Faithful Heroes: St. Margaret of Scotland


Saint Margaret of Scotland, a Scottish Queen, seems like an unlikely person for the Heroes of Faith. She is described as a pious Roman Catholic and her charitable works brought her great renown.

Margaret was born around 1045 while in exile in Hungary. She was the daughter of Edward the Exile and his wife, Agatha. Margaret grew up in a deeply religious home.

Saint Margaret of Scotland

In 1057, Margaret and her family returned to England, when her father was recalled as a successor to the throne. Her father died immediately after landing and her brother, Edgar Ætheling, was considered for the throne. His uncle Harold was appointed king, given Edgar Ætheling young age, and was defeated by William the Conqueror in 1066 and the family fled north.

“According to tradition, the widowed Agatha decided to leave Northumbria, England with her children and return to the continent. However, a storm drove their ship north to the Kingdom of Scotland in 1068, where they sought the protection of King Malcolm III. The locus where it is believed that they landed is known today as St Margaret’s Hope, near the village of North Queensferry, Fife, Scotland.”

Malcolm meeting Margaret by Victorian artists William Hole

King Malcolm III married Margaret in 1070. King Malcolm had two sons from a previous marriage. Margaret would add six sons and two daughters to the family.

Margaret is said to have “A civilizing influence” on her husband and would read him stories from the Bible.

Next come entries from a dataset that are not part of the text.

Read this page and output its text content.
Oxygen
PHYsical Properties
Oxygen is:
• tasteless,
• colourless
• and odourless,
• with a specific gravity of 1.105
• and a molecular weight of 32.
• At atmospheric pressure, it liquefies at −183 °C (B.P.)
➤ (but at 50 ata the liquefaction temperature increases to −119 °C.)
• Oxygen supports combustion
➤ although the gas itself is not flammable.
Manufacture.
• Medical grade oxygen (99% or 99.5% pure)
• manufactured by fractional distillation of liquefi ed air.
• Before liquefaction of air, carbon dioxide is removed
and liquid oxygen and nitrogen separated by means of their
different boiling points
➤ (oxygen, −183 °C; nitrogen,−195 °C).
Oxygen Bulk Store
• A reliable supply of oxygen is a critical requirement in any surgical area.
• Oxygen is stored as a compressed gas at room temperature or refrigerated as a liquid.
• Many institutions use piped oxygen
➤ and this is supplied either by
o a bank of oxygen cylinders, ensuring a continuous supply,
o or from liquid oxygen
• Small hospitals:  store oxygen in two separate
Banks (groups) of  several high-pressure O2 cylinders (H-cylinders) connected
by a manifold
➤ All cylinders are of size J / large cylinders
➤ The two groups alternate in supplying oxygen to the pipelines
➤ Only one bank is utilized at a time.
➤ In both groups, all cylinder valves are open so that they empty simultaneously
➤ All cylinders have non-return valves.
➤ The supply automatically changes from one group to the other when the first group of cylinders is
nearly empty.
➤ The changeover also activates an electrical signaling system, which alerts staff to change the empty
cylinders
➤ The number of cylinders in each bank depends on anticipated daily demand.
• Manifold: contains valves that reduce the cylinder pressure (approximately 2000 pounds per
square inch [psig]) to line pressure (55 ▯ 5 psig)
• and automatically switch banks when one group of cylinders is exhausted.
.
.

She began to bring conformity in worship to the Church of Scotland.

The Encyclopedia Britannica says, “The chroniclers all agree in depicting Queen Margaret as a strong, pure, noble character, who had very great influence over her husband, and through him over Scottish history, especially in its ecclesiastical aspects. Her religion, which was genuine and intense, was of the newest Roman style; and to her are attributed a number of reforms by which the Church [in] Scotland was considerably modified from the insular and primitive type which down to her time it had exhibited. Among those expressly mentioned are a change in the manner of observing Lent, which thenceforward began as elsewhere on Ash Wednesday and not as previously on the following Monday, and the abolition of the old practice of observing Saturday (Sabbath), not Sunday, as the day of rest from labour.”

Saint Margaret of Scotland

Margaret is said to have served orphans and the poor every day before she ate. She even washed the feet of the poor in imitation of Christ. Every night she would rise at midnight to attend worship.

“Margaret tried to improve her adopted country by promoting the arts and education.”

She established monasteries, established ferries, used a cave on the banks of the Tower Burn in Dunfermline as a place of devotion and prayer {St. Margaret’s Cave is open to the public}, restored Iona Abbey, and attended to numerous other charitable works.

“She spent much of her time in prayer, devotional reading, and ecclesiastical embroidery.”

Saint Margaret of Scotland

“She set aside specific times for prayer and to read Scripture. She didn’t eat often and slept very little so she would have more time for her devotions. She lived holiness of life as a wife, mother and lay woman; truly in love with Jesus Christ.”

“On the way home {from Mass} she would wash the feet of six poor persons and give them alms. She was always surrounded by beggars in public and never refused them. It is recorded that she never sat down to eat without first feeding nine orphans and 24 adults.”

Malcolm is said to have admired his wife’s piety and had her books decorated in gold and silver.

On November 13, 1093, Malcom III and their eldest son, Edward, were killed in the Battle of Alnwick, against the English.

Her son, Edgar, was given the difficult task of telling his mother the news.

King Malcolm III

Margaret was already ill. “Margaret was not yet 50 years old, but a life of constant austerity and fasting had taken their toll.” She died three days after her husband and son on November 16, 1093. She was buried at Dunfermline Abbey in Fife, Scotland.

In 1250, Pope Innocent IV canonized Margaret for “her personal holiness, fidelity to the Roman Catholic Church, work for ecclesiastical reform, and charity.”

Mary Queen of Scots is said to have had Margaret’s head brought to her at Edinburgh Castle to assist in childbirth. Her head later ended up in France, but was lost during the French Revolution. King Philip of Spain had Margaret and Malcolm III remains transferred to the Escorial Palace in Madrid, Spain but the location of the remains is unknown.

Her youngest son, King David I, founded St. Margaret’s Chapel at Edinburgh Castle and is the oldest edifice in Edinburgh.

Saint Margaret’s Chapel at Edinburgh Castle

Margaret is Scotland’s only royal saint. “Her impact in Scotland led her to being referred to as, “The Pearl of Scotland.”

Margaret’s feast day is celebrated on November 16th.

Queen Margaret had the heart of a servant. She gave unselfishly to the poor and those in need and spread the gospel of Jesus with her piety and servant heart. For this reason, she belongs as a Faithful Hero.